Blot up wet spills with a paper towel or damp, soft cloth. Don't wipe the spill as this will spread the stain over a wider area. Apply water and a mild detergent directly to the area of the spill and blot again. Repeat the process until the spill is not longer evident. Always clean spills of oil-based products, such as certain makeup products, cooking oil or grease, as soon as possible to prevent staining. If the spill results in a stain, more advanced cleaning may be required.
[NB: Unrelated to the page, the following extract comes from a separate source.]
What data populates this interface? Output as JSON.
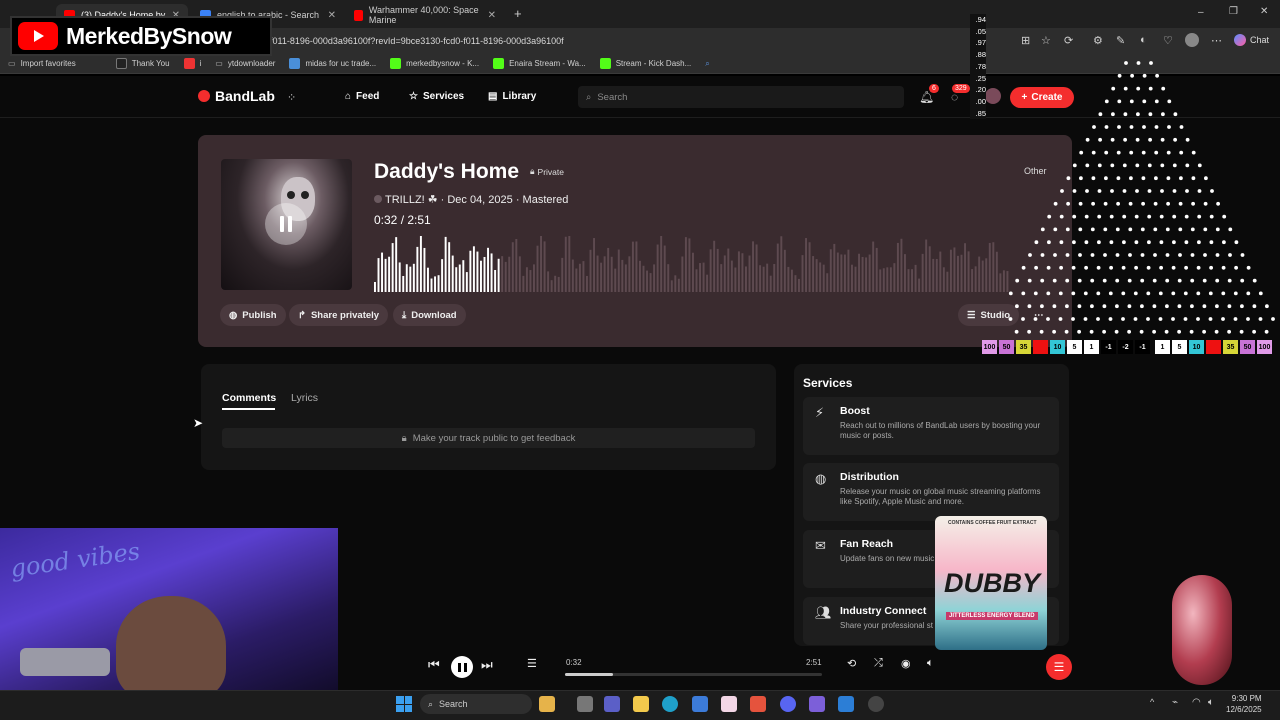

Pens or markers left uncapped may leak onto your marble surface as well. If the spill goes undetected and results in a stain, you may be able to remove the stain by gently applying acetone to the stain with a soft cloth. The Marble Institute of America recommends only using acetone on dark stones.


Other Cleaning Products

Different types of stains on marble surfaces require different methods of cleaning. Some oil-based, biological and organic stains respond well to bleach, hydrogen peroxide or ammonia in addition to acetone. Be careful not to mix cleansers as this can result in unpleasant side effects. Combining bleach and ammonia produces a toxic gas which can be lethal. Avoid abrasive cleansers and cleansers that contain acid. Some stains may require a poultice of acetone and a powdered material such as talc, powdered chalk or white molding plaster, which can be applied to the stain and left for up to two days to draw out the stain.